The strengths and weaknesses of brute-forcing are often dependent on the target being attacked. In some cases, brute forcing is a surefire way to gain access to a network. This is usually when poor security practices are in place, both on the administrative and user ends. On the other hand, an entity that utilizes a multi-faceted cybersecurity strategy will be more prepared.

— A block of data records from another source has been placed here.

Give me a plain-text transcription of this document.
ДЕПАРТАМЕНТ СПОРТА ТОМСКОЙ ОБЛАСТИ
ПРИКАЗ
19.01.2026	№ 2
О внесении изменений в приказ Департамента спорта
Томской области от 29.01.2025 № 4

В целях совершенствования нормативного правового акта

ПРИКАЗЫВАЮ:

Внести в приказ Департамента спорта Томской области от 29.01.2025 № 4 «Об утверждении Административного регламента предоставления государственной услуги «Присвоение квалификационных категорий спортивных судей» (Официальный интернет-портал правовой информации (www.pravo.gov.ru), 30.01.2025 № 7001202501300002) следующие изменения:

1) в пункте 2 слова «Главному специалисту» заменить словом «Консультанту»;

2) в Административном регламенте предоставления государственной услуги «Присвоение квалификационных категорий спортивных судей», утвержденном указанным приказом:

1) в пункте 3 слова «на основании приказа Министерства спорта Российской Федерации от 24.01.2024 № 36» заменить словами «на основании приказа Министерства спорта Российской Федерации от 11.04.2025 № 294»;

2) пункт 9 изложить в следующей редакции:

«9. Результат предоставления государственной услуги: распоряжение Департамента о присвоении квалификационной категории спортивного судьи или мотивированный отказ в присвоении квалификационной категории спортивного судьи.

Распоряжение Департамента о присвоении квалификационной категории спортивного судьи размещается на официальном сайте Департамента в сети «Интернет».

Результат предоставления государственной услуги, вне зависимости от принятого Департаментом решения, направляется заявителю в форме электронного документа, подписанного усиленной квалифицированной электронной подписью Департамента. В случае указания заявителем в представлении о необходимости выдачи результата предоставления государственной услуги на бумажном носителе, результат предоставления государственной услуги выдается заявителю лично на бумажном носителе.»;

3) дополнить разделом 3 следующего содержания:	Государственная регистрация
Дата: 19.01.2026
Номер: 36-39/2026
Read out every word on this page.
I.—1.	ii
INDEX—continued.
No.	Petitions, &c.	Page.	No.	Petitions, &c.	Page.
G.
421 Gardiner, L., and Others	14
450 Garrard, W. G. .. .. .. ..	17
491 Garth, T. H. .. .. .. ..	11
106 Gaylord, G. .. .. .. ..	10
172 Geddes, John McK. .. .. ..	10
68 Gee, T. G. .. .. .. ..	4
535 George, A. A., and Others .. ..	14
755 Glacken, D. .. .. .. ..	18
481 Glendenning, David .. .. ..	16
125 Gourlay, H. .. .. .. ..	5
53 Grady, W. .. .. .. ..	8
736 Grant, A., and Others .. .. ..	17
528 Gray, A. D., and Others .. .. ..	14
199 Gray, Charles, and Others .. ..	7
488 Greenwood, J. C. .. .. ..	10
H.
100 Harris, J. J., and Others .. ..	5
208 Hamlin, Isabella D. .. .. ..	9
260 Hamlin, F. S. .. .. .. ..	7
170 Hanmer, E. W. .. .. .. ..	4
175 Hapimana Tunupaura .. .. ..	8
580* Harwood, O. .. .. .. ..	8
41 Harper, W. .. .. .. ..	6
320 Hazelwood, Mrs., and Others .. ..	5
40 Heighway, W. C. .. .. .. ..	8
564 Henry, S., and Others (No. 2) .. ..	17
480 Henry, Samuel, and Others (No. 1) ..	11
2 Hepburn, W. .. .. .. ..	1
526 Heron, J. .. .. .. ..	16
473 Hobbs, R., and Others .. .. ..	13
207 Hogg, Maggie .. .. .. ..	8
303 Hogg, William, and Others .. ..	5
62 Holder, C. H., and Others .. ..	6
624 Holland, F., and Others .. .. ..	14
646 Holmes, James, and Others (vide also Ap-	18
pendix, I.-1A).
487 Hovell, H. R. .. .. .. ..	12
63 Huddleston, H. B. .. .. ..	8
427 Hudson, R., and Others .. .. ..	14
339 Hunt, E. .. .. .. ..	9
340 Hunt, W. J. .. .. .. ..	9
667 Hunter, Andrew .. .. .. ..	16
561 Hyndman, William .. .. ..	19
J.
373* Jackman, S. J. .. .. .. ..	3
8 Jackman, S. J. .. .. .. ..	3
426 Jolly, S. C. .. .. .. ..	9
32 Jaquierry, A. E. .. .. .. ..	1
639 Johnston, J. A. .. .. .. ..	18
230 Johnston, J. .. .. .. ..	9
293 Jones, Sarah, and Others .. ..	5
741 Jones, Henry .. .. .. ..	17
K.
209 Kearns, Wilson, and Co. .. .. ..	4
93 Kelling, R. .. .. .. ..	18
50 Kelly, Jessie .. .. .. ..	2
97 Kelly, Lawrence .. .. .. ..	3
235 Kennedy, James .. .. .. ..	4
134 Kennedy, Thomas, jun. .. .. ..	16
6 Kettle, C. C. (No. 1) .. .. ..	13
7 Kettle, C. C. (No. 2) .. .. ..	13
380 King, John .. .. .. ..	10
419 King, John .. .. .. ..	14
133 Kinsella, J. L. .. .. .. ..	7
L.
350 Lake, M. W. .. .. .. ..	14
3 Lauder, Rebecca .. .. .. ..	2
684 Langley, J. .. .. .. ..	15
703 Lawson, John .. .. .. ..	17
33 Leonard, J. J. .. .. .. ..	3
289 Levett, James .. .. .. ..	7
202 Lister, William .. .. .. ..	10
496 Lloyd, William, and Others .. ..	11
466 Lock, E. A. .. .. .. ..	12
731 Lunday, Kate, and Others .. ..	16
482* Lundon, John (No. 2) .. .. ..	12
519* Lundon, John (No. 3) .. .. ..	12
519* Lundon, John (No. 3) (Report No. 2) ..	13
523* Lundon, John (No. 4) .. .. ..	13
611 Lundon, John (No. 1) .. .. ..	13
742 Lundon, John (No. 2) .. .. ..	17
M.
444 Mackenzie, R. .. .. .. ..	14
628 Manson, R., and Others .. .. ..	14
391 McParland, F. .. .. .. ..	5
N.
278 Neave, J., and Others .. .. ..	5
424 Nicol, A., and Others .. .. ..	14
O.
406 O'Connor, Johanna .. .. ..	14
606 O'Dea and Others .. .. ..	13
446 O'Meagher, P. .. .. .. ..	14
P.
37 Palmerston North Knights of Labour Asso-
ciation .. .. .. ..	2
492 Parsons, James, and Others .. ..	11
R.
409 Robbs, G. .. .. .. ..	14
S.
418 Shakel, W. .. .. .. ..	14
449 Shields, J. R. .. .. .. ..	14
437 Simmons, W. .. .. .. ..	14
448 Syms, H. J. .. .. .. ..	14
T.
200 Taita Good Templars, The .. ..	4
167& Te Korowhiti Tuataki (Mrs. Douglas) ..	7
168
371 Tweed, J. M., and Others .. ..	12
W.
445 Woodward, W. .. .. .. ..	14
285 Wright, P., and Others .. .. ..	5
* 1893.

Brute forcing will only alert intrusion detection systems and lock the attacker out from the outer layers of the network.
Brute forcing strength is also dependent on the processing power and tools at the disposal of the attacker. A weak machine with poorly prepared software will be inefficient at cracking a password. Alternatively, a supercomputer with well-organized attack strategies can be incredibly effective when breaking into a user account.
Finally, time is often the biggest hurdle in the brute-forcing strategy. How long an attacker has before they cannot go after their target will determine a great deal. Brute forcing, even when done by the most equipped individuals, can be very time-consuming. The longer the attack goes on, the more the hackers risk being discovered and having their operation blown apart.
All of these factors combined will determine whether or not a hacker will benefit from brute-forcing their way into a network.